A researcher tests batteries that use a new material designed by AI

Dan DeLong for Microsoft

Artificial intelligence can accelerate the process of finding and testing new materials, and now researchers have used that ability to develop a battery that is less dependent on the costly mineral lithium.

Lithium-ion batteries power many devices that we use every day as well as electric vehicles. They would also be a necessary part of a green electric grid, as batteries are required to store renewable energy from wind turbines and solar panels. But lithium is expensive and mining it damages the environment. Finding a replacement for this crucial metal could be costly and time-consuming, requiring researchers to develop and test millions of candidates over the course of years. Using AI, Nathan Baker at Microsoft and his colleagues accomplished the task in months. They designed and built a battery that uses up to 70 per cent less lithium than some competing designs.

The researchers focused on a type of battery that only contains solid parts, and they looked for new materials for the battery component that electric charges move through, called the electrolyte. They started with 23.6 million candidate materials designed by tweaking the structure of established electrolytes and swapping out some lithium atoms for other elements. An AI algorithm then eliminated the materials that it calculated would be unstable, as well as those in which the chemical reactions that make batteries work would be weak. The researchers also considered how each material would behave while the battery was actively working. After only a few days, their list contained just a few hundred candidates, some of which had never been studied before.

“But we’re not material scientists,” says Baker. “So I called up some experts who’ve worked on large battery projects with the Department of Energy… and said, ‘What do you think? Are we crazy?’”

Vijay Murugesan at the Pacific Northwest National Laboratory in Washington state was one of the scientists who picked up the phone. He and his colleagues suggested additional screening criteria for the AI. After more elimination rounds, Murugesan’s team ultimately picked one of the AI’s suggestions to synthesise in the lab. It stood out because half of what Murugesan would have expected to be lithium atoms were replaced with sodium. He says that this is a very novel recipe for an electrolyte and that having the two elements together opens questions about the basic physics of how the material works inside a battery.

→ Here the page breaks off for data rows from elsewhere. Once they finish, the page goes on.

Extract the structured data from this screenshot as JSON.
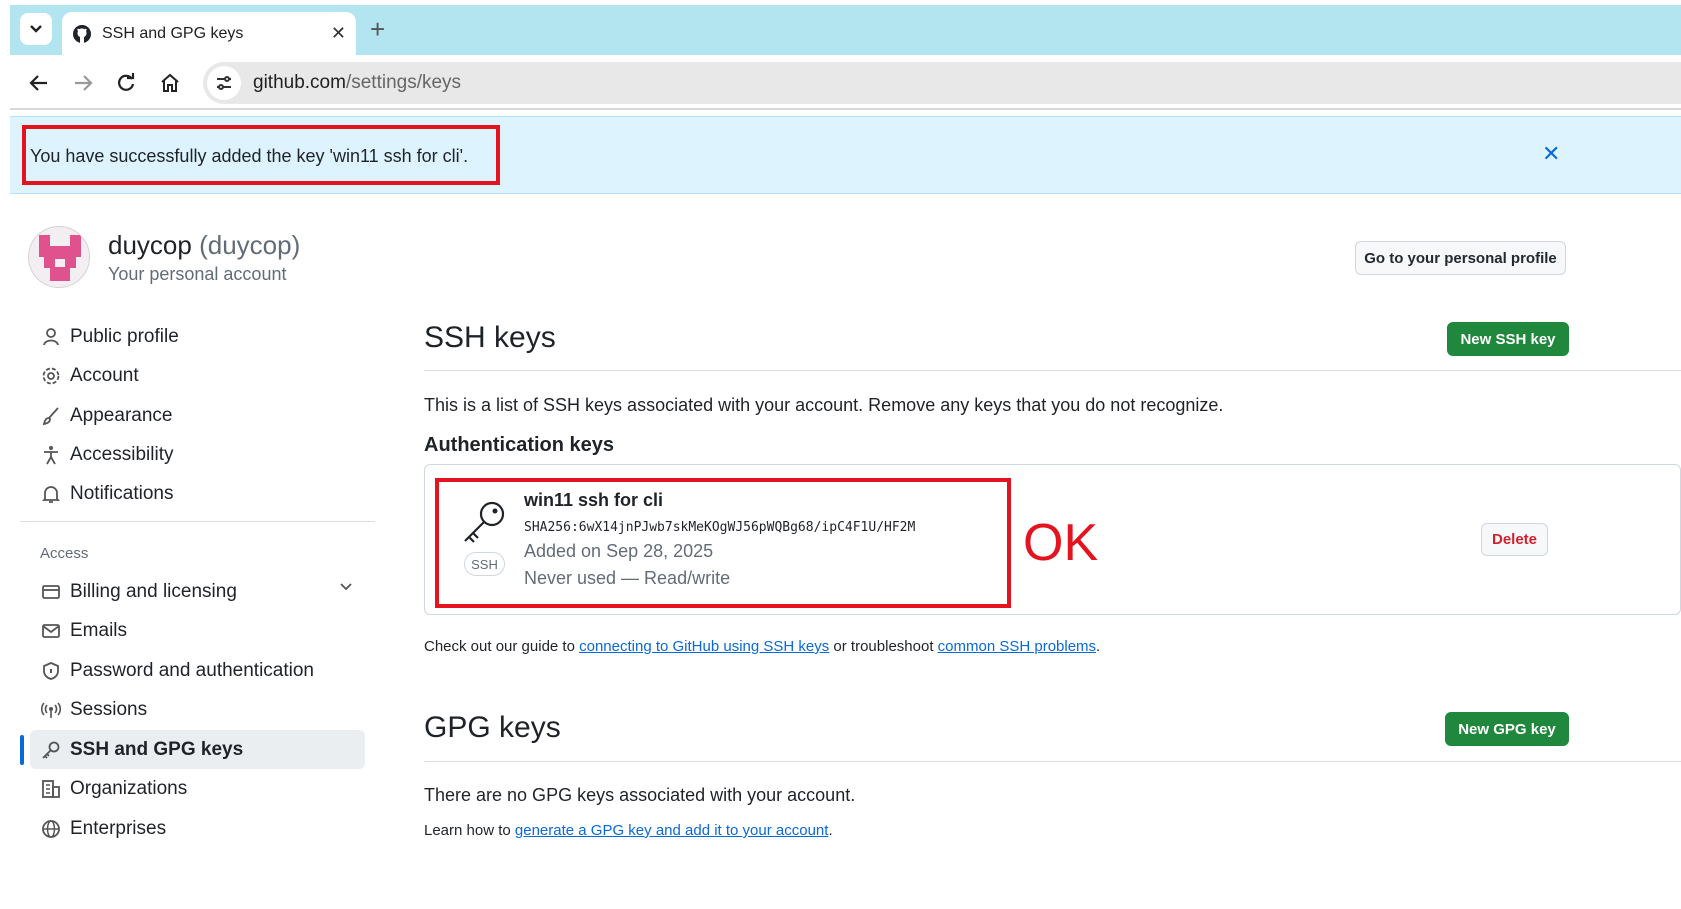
{
  "browser": {
    "tab_title": "SSH and GPG keys",
    "tab_close": "✕",
    "new_tab": "+",
    "url_host": "github.com",
    "url_path": "/settings/keys"
  },
  "flash": {
    "message": "You have successfully added the key 'win11 ssh for cli'.",
    "close": "✕"
  },
  "header": {
    "name": "duycop",
    "login": "(duycop)",
    "subtitle": "Your personal account",
    "profile_button": "Go to your personal profile"
  },
  "sidebar": {
    "items": [
      {
        "label": "Public profile",
        "icon": "person-icon"
      },
      {
        "label": "Account",
        "icon": "gear-icon"
      },
      {
        "label": "Appearance",
        "icon": "paintbrush-icon"
      },
      {
        "label": "Accessibility",
        "icon": "accessibility-icon"
      },
      {
        "label": "Notifications",
        "icon": "bell-icon"
      }
    ],
    "access_heading": "Access",
    "access_items": [
      {
        "label": "Billing and licensing",
        "icon": "credit-card-icon"
      },
      {
        "label": "Emails",
        "icon": "mail-icon"
      },
      {
        "label": "Password and authentication",
        "icon": "shield-lock-icon"
      },
      {
        "label": "Sessions",
        "icon": "broadcast-icon"
      },
      {
        "label": "SSH and GPG keys",
        "icon": "key-icon"
      },
      {
        "label": "Organizations",
        "icon": "organization-icon"
      },
      {
        "label": "Enterprises",
        "icon": "globe-icon"
      }
    ]
  },
  "ssh": {
    "title": "SSH keys",
    "new_button": "New SSH key",
    "description": "This is a list of SSH keys associated with your account. Remove any keys that you do not recognize.",
    "auth_heading": "Authentication keys",
    "key": {
      "badge": "SSH",
      "title": "win11 ssh for cli",
      "fingerprint": "SHA256:6wX14jnPJwb7skMeKOgWJ56pWQBg68/ipC4F1U/HF2M",
      "added": "Added on Sep 28, 2025",
      "usage": "Never used — Read/write",
      "delete_button": "Delete"
    },
    "annotation": "OK",
    "guide_prefix": "Check out our guide to ",
    "guide_link1": "connecting to GitHub using SSH keys",
    "guide_middle": " or troubleshoot ",
    "guide_link2": "common SSH problems",
    "guide_suffix": "."
  },
  "gpg": {
    "title": "GPG keys",
    "new_button": "New GPG key",
    "empty": "There are no GPG keys associated with your account.",
    "learn_prefix": "Learn how to ",
    "learn_link": "generate a GPG key and add it to your account",
    "learn_suffix": "."
  },
  "colors": {
    "accent": "#0969da",
    "green": "#1f883d",
    "annotation_red": "#e3141f",
    "banner_bg": "#ddf4ff",
    "tabbar_bg": "#b3e5f0"
  }
}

His team built a working battery with this material, albeit with a lower conductivity than similar prototypes that use more lithium. Baker and Murugesan both say that lots of work is left to optimise the new battery. However, the process of making it – from the first time Murugesan spoke to the Microsoft team to the battery being functional enough to turn on a light bulb – took about nine months.

“The methods here are bleeding edge, in terms of machine learning tools, but what really elevates this is that things got made and tested,” says Rafael Gómez-Bombarelli at the Massachusetts Institute of Technology, who was not involved with the project. “It’s very easy to do predictions; it’s hard to convince someone to invest on actual experiments.” He says that the team used AI to accelerate and augment calculations that physicists have been doing for decades. But this approach may still run into obstacles in the future. The data needed to train the AI for this type of work is often sparse, and materials other than battery components may require a more complex way of combining elements, he says.